If you’re an outdoorsy dog owner, there’s a good chance you’re spending time with your pup on local hiking trails. Who wouldn’t be? We live in the perfect place for it. With so many adventurous dogs and people, there are some proper rules of etiquette and laws U.S. Forest Service officials would like you to know about before hitting the trails.
Choose a dog-friendly trail. Do your research before going on a big adventure day with your pup. Not all trails allow dogs and not all trails are safe for dogs. Good websites to check are www.fs.usda.gov/main/mthood and www.oregonhikers.org. Or you can call the local ranger station. More information is at www.fs.usda.gov/rb.
Obey leash laws. In general, dogs are required to be on leash or under strict voice command. Strict voice command means you do not have to repeat the command for your dog to obey. In developed recreation areas such as campgrounds, trail heads and picnic areas, dogs must be under physical control on leashes no longer than six feet. Check local and state laws if you are unsure.

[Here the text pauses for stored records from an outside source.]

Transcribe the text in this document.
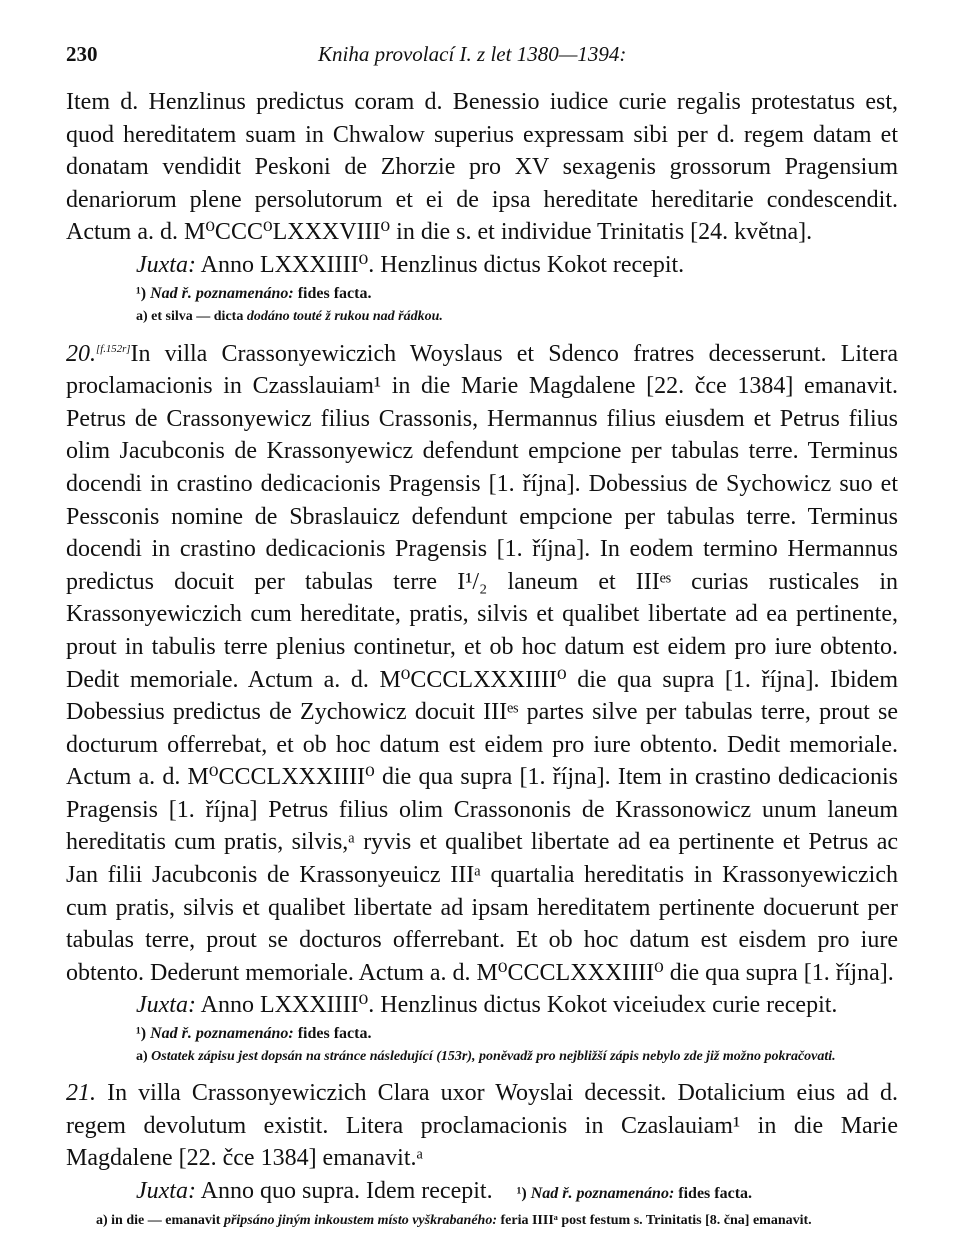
230	Kniha provolací I. z let 1380—1394:

Item d. Henzlinus predictus coram d. Benessio iudice curie regalis protestatus est, quod hereditatem suam in Chwalow superius expressam sibi per d. regem datam et donatam vendidit Peskoni de Zhorzie pro XV sexagenis grossorum Pragensium denariorum plene persolutorum et ei de ipsa hereditate hereditarie condescendit. Actum a. d. M⁰CCC⁰LXXXVIII⁰ in die s. et individue Trinitatis [24. května].

Juxta: Anno LXXXIIII⁰. Henzlinus dictus Kokot recepit.

¹) Nad ř. poznamenáno: fides facta.

a) et silva — dicta dodáno touté ž rukou nad řádkou.

20.[f.152r]In villa Crassonyewiczich Woyslaus et Sdenco fratres decesserunt. Litera proclamacionis in Czasslauiam¹ in die Marie Magdalene [22. čce 1384] emanavit. Petrus de Crassonyewicz filius Crassonis, Hermannus filius eiusdem et Petrus filius olim Jacubconis de Krassonyewicz defendunt empcione per tabulas terre. Terminus docendi in crastino dedicacionis Pragensis [1. října]. Dobessius de Sychowicz suo et Pessconis nomine de Sbraslauicz defendunt empcione per tabulas terre. Terminus docendi in crastino dedicacionis Pragensis [1. října]. In eodem termino Hermannus predictus docuit per tabulas terre I¹/₂ laneum et IIIᵉˢ curias rusticales in Krassonyewiczich cum hereditate, pratis, silvis et qualibet libertate ad ea pertinente, prout in tabulis terre plenius continetur, et ob hoc datum est eidem pro iure obtento. Dedit memoriale. Actum a. d. M⁰CCCLXXXIIII⁰ die qua supra [1. října]. Ibidem Dobessius predictus de Zychowicz docuit IIIᵉˢ partes silve per tabulas terre, prout se docturum offerrebat, et ob hoc datum est eidem pro iure obtento. Dedit memoriale. Actum a. d. M⁰CCCLXXXIIII⁰ die qua supra [1. října]. Item in crastino dedicacionis Pragensis [1. října] Petrus filius olim Crassononis de Krassonowicz unum laneum hereditatis cum pratis, silvis,ᵃ ryvis et qualibet libertate ad ea pertinente et Petrus ac Jan filii Jacubconis de Krassonyeuicz IIIᵃ quartalia hereditatis in Krassonyewiczich cum pratis, silvis et qualibet libertate ad ipsam hereditatem pertinente docuerunt per tabulas terre, prout se docturos offerrebant. Et ob hoc datum est eisdem pro iure obtento. Dederunt memoriale. Actum a. d. M⁰CCCLXXXIIII⁰ die qua supra [1. října].

Juxta: Anno LXXXIIII⁰. Henzlinus dictus Kokot viceiudex curie recepit.

¹) Nad ř. poznamenáno: fides facta.

a) Ostatek zápisu jest dopsán na stránce následující (153r), poněvadž pro nejbližší zápis nebylo zde již možno pokračovati.

21. In villa Crassonyewiczich Clara uxor Woyslai decessit. Dotalicium eius ad d. regem devolutum existit. Litera proclamacionis in Czaslauiam¹ in die Marie Magdalene [22. čce 1384] emanavit.ᵃ

Juxta: Anno quo supra. Idem recepit. ¹) Nad ř. poznamenáno: fides facta.

a) in die — emanavit připsáno jiným inkoustem místo vyškrabaného: feria IIIIᵃ post festum s. Trinitatis [8. čna] emanavit.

Pack out the dog poo. Make sure your dog is only leaving their paw prints on the trail by packing out all the pet waste from the day. Try walking around the trail head for a while to see if you can get your dog to go before starting on the hike so you can conveniently dispose of pet waste in the trash cans provided.
Stick to the trail. This applies to humans and dogs alike. Leave plants and wildlife undisturbed to minimize your environmental impact. If your dog likes to venture off-trail, keep them on a leash.
Give way to approaching hikers. While this is a general rule for all hikers, it’s especially important if two dogs are about to pass. Even if your dog is friendly, it’s important to give other dogs space as you are passing and consider putting your dog on leash if they aren’t already. Even the friendliest dog can cause problems off leash if the other dog is reactive or undergoing training.
A few more quick tips:
Avoid using retractable leashes. They are hard for other dogs and people to see and can be difficult to to keep your dog under control when extended.
Let your dog sniff! Sniffing is mentally stimulating and provides your dog with important information about the environment around them.
Keep your dog close on horse trails. Horses weigh over 1,000 pounds and might not have patience for nosy dogs.
Make your hiking experience a positive one for your dog and others on the trail. Keeping a bag of dog treats when you are hiking is always handy and lets you reward your dog for being a great hiking buddy. Now get out there and enjoy happy tails on the hiking trails!